A administração Trump, que pretende reativar um processo de paz estagnado entre israelenses e palestinos, pede que as duas partes adotem medidas para ajudar a restaurar um clima de confiança que favoreça o reinício das negociações.

As decisões "foram tomadas a pedido do presidente americano Donald Trump, em forma de medidas para instaurar a confiança", afirmou uma fonte israelense.

"O presidente saúda a decisão israelense", afirma um comunicado divulgado pelo consulado dos Estados Unidos em Jerusalém.

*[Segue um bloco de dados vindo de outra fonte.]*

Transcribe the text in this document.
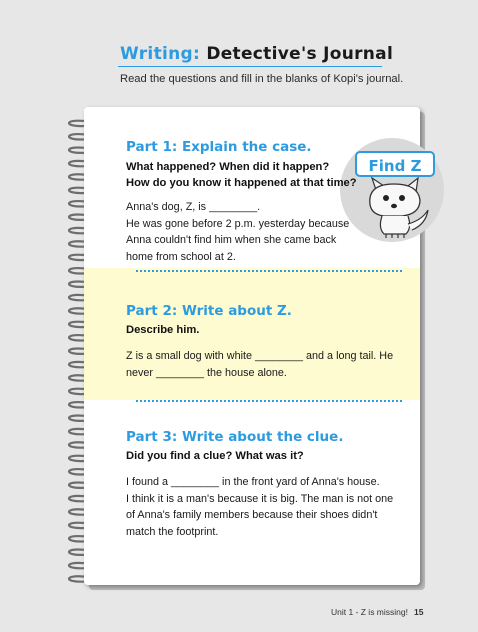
Writing: Detective's Journal
Read the questions and fill in the blanks of Kopi's journal.
Find Z
Part 1: Explain the case.
What happened? When did it happen?
How do you know it happened at that time?
Anna's dog, Z, is ________.
He was gone before 2 p.m. yesterday because
Anna couldn't find him when she came back
home from school at 2.
Part 2: Write about Z.
Describe him.
Z is a small dog with white ________ and a long tail. He
never ________ the house alone.
Part 3: Write about the clue.
Did you find a clue? What was it?
I found a ________ in the front yard of Anna's house.
I think it is a man's because it is big. The man is not one
of Anna's family members because their shoes didn't
match the footprint.
Unit 1 - Z is missing! 15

"Estimula as duas partes a adotar medidas que criem um ambiente mais favorável à paz. O presidente expressou em especial o desejo de que sejam adotadas medidas para favorecer a economia palestina na Cisjordânia e na Faixa de Gaza", completou o consulado.

O governo israelense decidiu prolongar gradualmente o horário de abertura da passagem de fronteira de Allenby Bridge (ou ponte do rei Hussein), um ponto importante para os palestinos entre Cisjordânia e Jordânia, com o objetivo, a longo prazo, de deixar o local aberto 24 horas os sete dias da semana, informou uma fonte do governo que pediu anonimato.

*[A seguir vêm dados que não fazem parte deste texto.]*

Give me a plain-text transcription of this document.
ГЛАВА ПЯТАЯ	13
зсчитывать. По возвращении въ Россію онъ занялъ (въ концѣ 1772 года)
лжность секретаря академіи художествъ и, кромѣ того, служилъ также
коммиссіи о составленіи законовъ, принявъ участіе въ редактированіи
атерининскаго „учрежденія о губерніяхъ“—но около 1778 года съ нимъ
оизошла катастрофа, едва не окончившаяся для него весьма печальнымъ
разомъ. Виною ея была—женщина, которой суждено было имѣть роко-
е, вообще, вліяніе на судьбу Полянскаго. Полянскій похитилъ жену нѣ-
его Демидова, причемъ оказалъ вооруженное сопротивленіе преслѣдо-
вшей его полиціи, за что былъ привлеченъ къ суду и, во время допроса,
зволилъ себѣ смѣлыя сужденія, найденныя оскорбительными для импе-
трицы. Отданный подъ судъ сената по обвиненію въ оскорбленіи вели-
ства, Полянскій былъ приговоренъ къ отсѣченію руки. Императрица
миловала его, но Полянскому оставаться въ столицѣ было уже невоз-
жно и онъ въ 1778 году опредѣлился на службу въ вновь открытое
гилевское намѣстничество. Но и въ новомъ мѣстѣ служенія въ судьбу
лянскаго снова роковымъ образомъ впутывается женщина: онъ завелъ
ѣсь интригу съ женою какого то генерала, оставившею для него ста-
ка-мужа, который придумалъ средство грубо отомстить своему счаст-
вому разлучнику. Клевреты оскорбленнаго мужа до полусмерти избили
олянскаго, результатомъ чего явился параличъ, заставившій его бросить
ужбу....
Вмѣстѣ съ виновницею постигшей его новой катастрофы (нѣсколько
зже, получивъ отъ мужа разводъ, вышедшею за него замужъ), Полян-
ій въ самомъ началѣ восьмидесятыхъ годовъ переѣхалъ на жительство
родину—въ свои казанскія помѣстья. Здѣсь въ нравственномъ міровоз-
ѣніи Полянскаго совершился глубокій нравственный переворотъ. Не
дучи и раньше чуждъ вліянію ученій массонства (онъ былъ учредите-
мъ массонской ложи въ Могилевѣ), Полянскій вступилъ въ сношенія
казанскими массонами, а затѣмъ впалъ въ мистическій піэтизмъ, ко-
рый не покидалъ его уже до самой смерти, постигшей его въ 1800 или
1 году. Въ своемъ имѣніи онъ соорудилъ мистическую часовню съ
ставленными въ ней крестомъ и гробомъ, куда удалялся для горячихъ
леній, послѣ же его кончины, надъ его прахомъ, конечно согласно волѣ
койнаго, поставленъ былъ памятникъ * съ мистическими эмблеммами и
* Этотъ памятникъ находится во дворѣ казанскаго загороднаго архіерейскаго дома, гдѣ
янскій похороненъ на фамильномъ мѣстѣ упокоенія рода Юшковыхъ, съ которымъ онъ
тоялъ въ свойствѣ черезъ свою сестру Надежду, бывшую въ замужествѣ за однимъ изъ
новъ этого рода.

Israel controla todos os acessos da Cisjordânia, território palestino ocupado há 50 anos.

O governo israelense também aprovou a expansão de um ponto de passagem entre a Cisjordânia e Israel perto de Tulkarem (norte da Cisjordânia). Dezenas de milhares de palestinos trabalham no território de Israel.

O governo israelense também aprovou medidas sobre o uso da terra, segundo a mesma fonte.

Não foram divulgados mais detalhes, mas de acordo com a imprensa israelense as medidas incluiriam um tema extremamente sensível para o governo: a entrega de permissões aos palestinos para construir em uma zona chamada "C", ou seja, a área na qual Israel tem controle militar e civil completo e que representa quase 60% da Cisjordânia.

A obtenção das permissões na zona C é praticamente impossível para os palestinos atualmente.

Dois ministros do governo israelense, Naftali Benett e Ayelet Shaked, expressaram oposição veemente a esta medida, segundo a imprensa.

Benett e Shaked são fervorosos defensores das colônias, que ficam na zona C. Eles são contrários à criação de um Estado palestino independente e a concessão de permissões aos palestinos na zona C provoca temores sobre o futuro das colônias caso o conflito alcance uma solução.

Trump também solicitou medidas de confiança por parte dos palestinos. Ele se mostrou muito receptivo ao discurso do governo israelense de que a Autoridade Palestina estimula a violência anti-israelense e paga aos autores de atentados.